その日は父は仕事で居なかった。ゼノビアの体を恐怖が支配する。寒さと恐怖で震える手を冷水から引き揚げ、ゼノビアは慌てて家の戸を開けた。
「怪魔だ!!怪魔がすぐそこに!!」
誰かの声。続いて数々の悲鳴。当時、クレアシオンは王都に次ぐ大都市であったのにも関わらず、神が存在していなかった。
周りの人々が慌てて中央広場へ向かって駆け出す。ゼノビアは恐怖に追いたてられるように、俊敏に動いた。
戸口に常備してある非常袋をひっつかみ、肩にかける。その重みによろけながらも、ゼノビアは近くに住む従姉、エリザの家に向かった。
「お父さんがいない間になにかあったら、エリザちゃんの家に行くんだよ。」
父から言われた言葉を反芻しながら、急いでエリザの家に向かう。ここからは歩いても1分かからない。あと少しでたどり着く、という所に、実の姉妹のようにして育ったエリザの濃い金髪が見えた。
「ゼノビア!!」
狂ったように手を振るエリザ。ゼノビアはほっとして、その場にへたりこみそうになる。
「さ、行かなきゃ!!走るのよ!!」
エリザの母、ゼノビアの叔母の声に急かされ、ゼノビアは体に力を入れ直した。

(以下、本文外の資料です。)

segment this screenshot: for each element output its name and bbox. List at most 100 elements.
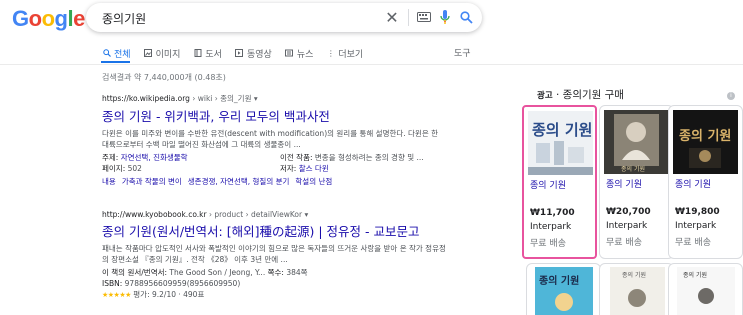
result-breadcrumb: › product › detailViewKor: [206, 210, 303, 219]
fact-key: 페이지:: [102, 164, 126, 173]
shopping-header: 광고 · 종의기원 구매: [537, 87, 624, 102]
product-store: Interpark: [530, 222, 572, 232]
sitelink[interactable]: 생존경쟁, 자연선택, 형질의 분기: [188, 177, 290, 186]
tab-news[interactable]: 뉴스: [285, 47, 314, 60]
tab-label: 전체: [114, 49, 131, 60]
cover-title: 종의 기원: [532, 121, 592, 139]
tab-books[interactable]: 도서: [193, 47, 222, 60]
chevron-down-icon[interactable]: ▾: [304, 210, 308, 219]
result-facts: 주제: 자연선택, 진화생물학 이전 작품: 변종을 형성하려는 종의 경향 및…: [102, 152, 447, 174]
fact-value-link[interactable]: 자연선택, 진화생물학: [121, 153, 188, 162]
keyboard-icon[interactable]: [416, 8, 432, 26]
result-title-link[interactable]: 종의 기원(원서/번역서: [해외]種の起源) | 정유정 - 교보문고: [102, 221, 447, 240]
tab-images[interactable]: 이미지: [144, 47, 181, 60]
logo-letter: o: [41, 6, 55, 31]
book-cover-image: 종의 기원: [535, 267, 593, 315]
tab-videos[interactable]: 동영상: [235, 47, 272, 60]
google-logo[interactable]: Google: [12, 6, 85, 32]
cover-title: 종의 기원: [622, 271, 646, 279]
fact-value: 384쪽: [286, 268, 308, 277]
product-card[interactable]: 종의 기원 종의 기원 ₩20,700 Interpark 무료 배송: [599, 105, 674, 259]
product-shipping: 무료 배송: [675, 238, 711, 248]
ad-label: 광고: [537, 91, 553, 101]
fact-key: 주제:: [102, 153, 119, 162]
sitelink[interactable]: 학설의 난점: [295, 177, 332, 186]
rating-stars-icon: ★★★★★: [102, 291, 131, 299]
book-cover-image: 종의 기원: [673, 110, 738, 174]
fact-value: 502: [127, 164, 142, 173]
logo-letter: g: [54, 6, 68, 31]
search-icon[interactable]: [458, 8, 474, 26]
tab-label: 이미지: [155, 49, 181, 60]
result-rating: ★★★★★ 평가: 9.2/10 · 490표: [102, 289, 447, 301]
result-snippet: 패내는 작품마다 압도적인 서사와 폭발적인 이야기의 힘으로 많은 독자들의 …: [102, 244, 446, 264]
mic-icon[interactable]: [438, 8, 452, 26]
search-divider: [408, 9, 409, 26]
result-title-link[interactable]: 종의 기원 - 위키백과, 우리 모두의 백과사전: [102, 106, 447, 125]
fact-item: 페이지: 502: [102, 163, 280, 174]
info-icon[interactable]: i: [727, 92, 735, 100]
news-icon: [285, 49, 294, 58]
cover-title: 종의 기원: [679, 128, 731, 144]
tab-label: 동영상: [246, 49, 272, 60]
result-url[interactable]: https://ko.wikipedia.org › wiki › 종의_기원 …: [102, 93, 447, 104]
product-card[interactable]: 종의 기원 종의 기원 ₩11,700 Interpark 무료 배송: [522, 105, 597, 259]
product-title-link[interactable]: 종의 기원: [530, 178, 566, 191]
tab-more[interactable]: ⋮ 더보기: [326, 47, 363, 60]
fact-item: 주제: 자연선택, 진화생물학: [102, 152, 280, 163]
fact-item: 이전 작품: 변종을 형성하려는 종의 경향 및 ...: [280, 152, 450, 163]
tools-button[interactable]: 도구: [454, 46, 471, 59]
book-cover-image: 종의 기원: [610, 267, 665, 315]
image-icon: [144, 49, 153, 58]
search-icon: [102, 49, 111, 58]
logo-letter: e: [73, 6, 85, 31]
product-card[interactable]: 종의 기원: [668, 263, 743, 315]
fact-value: 9788956609959(8956609950): [124, 279, 241, 288]
result-snippet: 다윈은 이를 미주와 변이를 수반한 유전(descent with modif…: [102, 129, 439, 149]
fact-key: 이 책의 원서/번역서:: [102, 268, 168, 277]
search-result-kyobobook: http://www.kyobobook.co.kr › product › d…: [102, 210, 447, 301]
cover-title: 종의 기원: [621, 165, 645, 173]
product-store: Interpark: [606, 221, 648, 231]
product-title-link[interactable]: 종의 기원: [675, 177, 711, 190]
product-card[interactable]: 종의 기원 종의 기원 ₩19,800 Interpark 무료 배송: [668, 105, 743, 259]
product-price: ₩20,700: [606, 207, 651, 217]
result-domain: https://ko.wikipedia.org: [102, 94, 190, 103]
sitelink[interactable]: 가축과 작물의 변이: [122, 177, 182, 186]
search-input[interactable]: 종의기원: [102, 10, 146, 27]
logo-letter: o: [28, 6, 42, 31]
fact-value: The Good Son / Jeong, Y...: [169, 268, 266, 277]
fact-value-link[interactable]: 찰스 다윈: [299, 164, 329, 173]
product-card[interactable]: 종의 기원: [526, 263, 601, 315]
video-icon: [235, 49, 244, 58]
tab-label: 뉴스: [296, 49, 314, 60]
more-vert-icon: ⋮: [326, 48, 335, 58]
logo-letter: G: [12, 6, 29, 31]
clear-icon[interactable]: ✕: [384, 8, 400, 27]
result-original-info: 이 책의 원서/번역서: The Good Son / Jeong, Y... …: [102, 267, 447, 278]
shopping-title: · 종의기원 구매: [552, 89, 624, 101]
search-tabs: 전체 이미지 도서 동영상 뉴스 ⋮ 더보기: [102, 45, 376, 61]
product-title-link[interactable]: 종의 기원: [606, 177, 642, 190]
result-breadcrumb: › wiki › 종의_기원: [189, 94, 252, 103]
cover-title: 종의 기원: [683, 271, 707, 279]
search-box[interactable]: 종의기원 ✕: [86, 3, 482, 32]
product-price: ₩11,700: [530, 208, 575, 218]
header-divider: [0, 64, 743, 65]
sitelink[interactable]: 내용: [102, 177, 116, 186]
product-card[interactable]: 종의 기원: [599, 263, 674, 315]
product-store: Interpark: [675, 221, 717, 231]
result-sitelinks: 내용 가축과 작물의 변이 생존경쟁, 자연선택, 형질의 분기 학설의 난점: [102, 176, 447, 187]
product-shipping: 무료 배송: [606, 238, 642, 248]
book-icon: [193, 49, 202, 58]
rating-text: 평가: 9.2/10 · 490표: [133, 290, 205, 299]
fact-key: ISBN:: [102, 279, 123, 288]
product-price: ₩19,800: [675, 207, 720, 217]
chevron-down-icon[interactable]: ▾: [254, 94, 258, 103]
result-url[interactable]: http://www.kyobobook.co.kr › product › d…: [102, 210, 447, 219]
fact-key: 쪽수:: [267, 268, 284, 277]
product-shipping: 무료 배송: [530, 239, 566, 249]
active-tab-indicator: [101, 61, 130, 63]
tab-all[interactable]: 전체: [102, 47, 131, 60]
result-domain: http://www.kyobobook.co.kr: [102, 210, 207, 219]
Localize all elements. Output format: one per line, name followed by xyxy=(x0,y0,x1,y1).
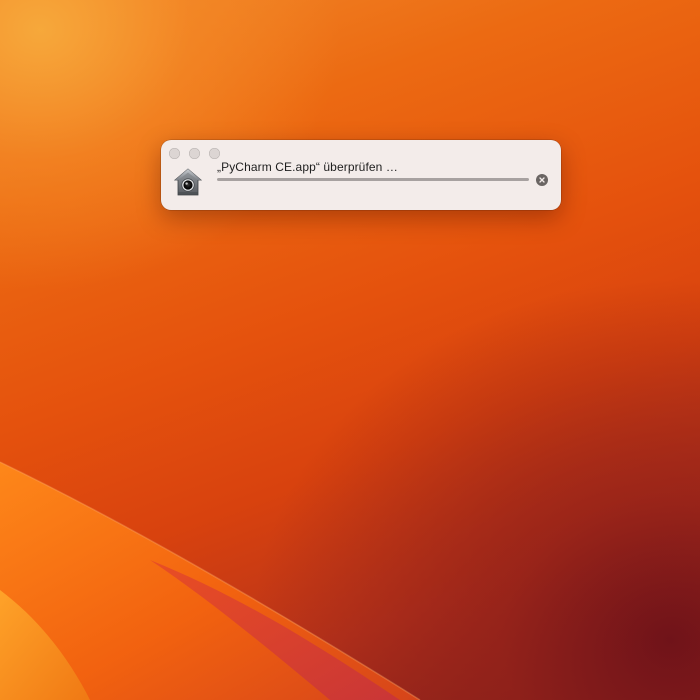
gatekeeper-security-icon xyxy=(173,167,203,197)
window-minimize-button[interactable] xyxy=(189,148,200,159)
verification-dialog: „PyCharm CE.app“ überprüfen … xyxy=(161,140,561,210)
window-zoom-button[interactable] xyxy=(209,148,220,159)
cancel-button[interactable] xyxy=(536,174,548,186)
window-close-button[interactable] xyxy=(169,148,180,159)
verification-progress-bar xyxy=(217,178,529,181)
close-circle-icon xyxy=(539,177,545,183)
verification-message: „PyCharm CE.app“ überprüfen … xyxy=(217,160,398,174)
progress-fill xyxy=(217,178,529,181)
wallpaper-waves xyxy=(0,461,421,700)
desktop: „PyCharm CE.app“ überprüfen … xyxy=(0,0,700,700)
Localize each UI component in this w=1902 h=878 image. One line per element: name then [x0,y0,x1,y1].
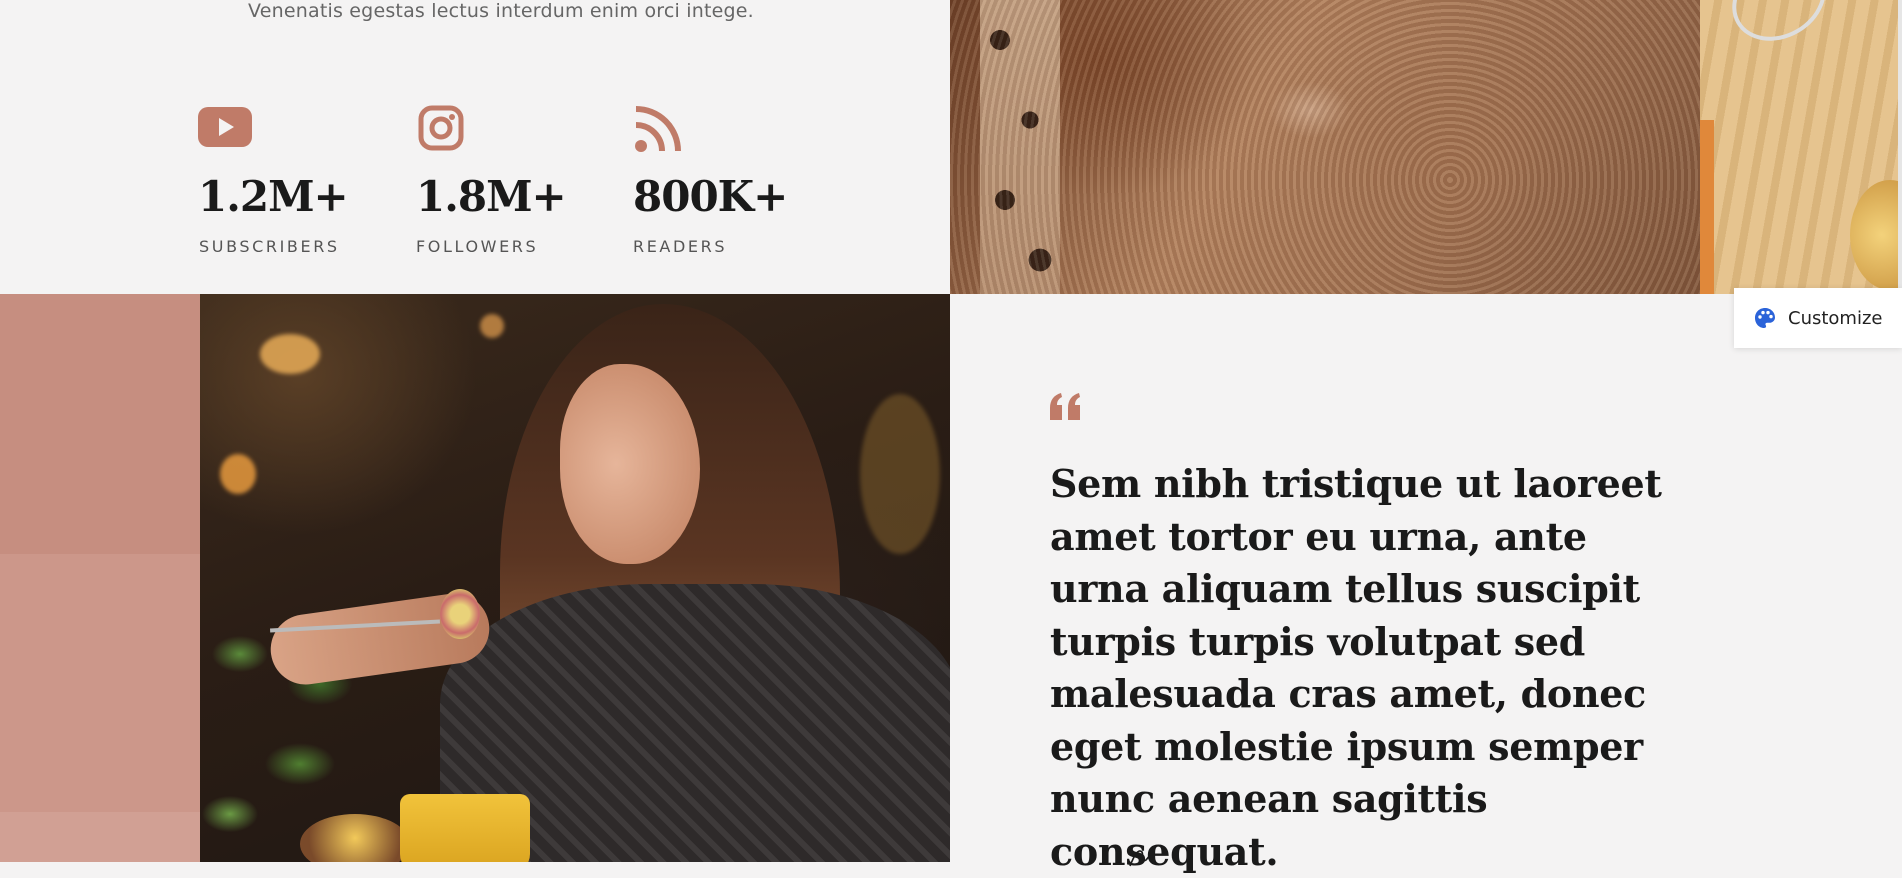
accent-block [0,812,200,862]
photo-detail [1700,120,1714,294]
stat-label: FOLLOWERS [416,237,539,256]
accent-block [0,294,200,554]
stat-value: 1.2M+ [198,172,349,221]
youtube-icon[interactable] [198,105,252,149]
fur-coat-photo [950,0,1700,294]
testimonial-quote: Sem nibh tristique ut laoreet amet torto… [1050,461,1662,874]
divider [1898,0,1902,294]
photo-detail [440,589,480,639]
photo-texture [950,0,1700,294]
stats-section: 1.2M+ SUBSCRIBERS 1.8M+ FOLLOWERS 800K+ … [0,0,950,294]
stat-value: 1.8M+ [416,172,567,221]
photo-detail [860,394,940,554]
customize-label: Customize [1788,307,1883,329]
stat-label: SUBSCRIBERS [199,237,340,256]
food-photo [1700,0,1902,294]
photo-detail [1717,0,1841,58]
palette-icon [1755,308,1775,328]
customize-button[interactable]: Customize [1734,288,1902,348]
quote-icon [1050,393,1080,420]
photo-detail [300,814,410,862]
accent-block [0,554,200,812]
signature-image [1129,850,1155,867]
photo-detail [220,454,256,494]
photo-detail [1850,180,1902,290]
photo-detail [400,794,530,862]
instagram-icon[interactable] [418,105,464,151]
woman-eating-photo [200,294,950,862]
photo-detail [480,314,504,338]
stat-label: READERS [633,237,728,256]
photo-detail [260,334,320,374]
rss-icon[interactable] [634,105,682,153]
stat-value: 800K+ [633,172,788,221]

ここで立ち止まっていては、命が危ない……。

その時だった。

「時計台が……!」
誰かの声に、ゼノビアは思わず蒼白になって振り返った。自分の手を引くエリザの手を振り払い、声の主に駆け寄る。
「時計台がどうしたんですか!?」
「時計台が……怪魔に襲われて壊されとるんだ!!」
まさか、とゼノビアは時計台の方を見やる。この前の怪魔の襲撃で、時計台は粉々になってしまった。そのため、大工達が修理をしていたはずだった。
時計台のレンガが、窓が、がらがらと崩れていく。ゼノビアは呆然としたまま、それを見ていた。頭が、回らない……。

「今日は、時計台の修理にいってくるよ。」

今朝、父が言った言葉。時計台の修理……父がいるのは、時計台……時計、台?
「っっ!!お父さんっ!!」
「ゼノビア!!」
「お嬢ちゃん、だめだ!!戻りなさい!!」
ゼノビアの頭に、最早父との約束などない。引き留める人の声など聞こえない。ただ、走った——時計台に向かって。
「お父さあんっっ!!」
悲鳴に近い叫びをあげながら、ゼノビアは時計台に向かった。尖った四角すいの屋根が落ちるのが見えた。屋根のあった場所には、長い紐のようなものがうごめいている……。
息をきらせながら、ゼノビアは角を曲がった。目の前には、崩壊した時計台。そして——。
「いや……お父さああああああああんっっっ!!」
何本もの触手を持つ怪魔がゼノビアを見据える。
その触手に、ゼノビアの父が絡めとられていた。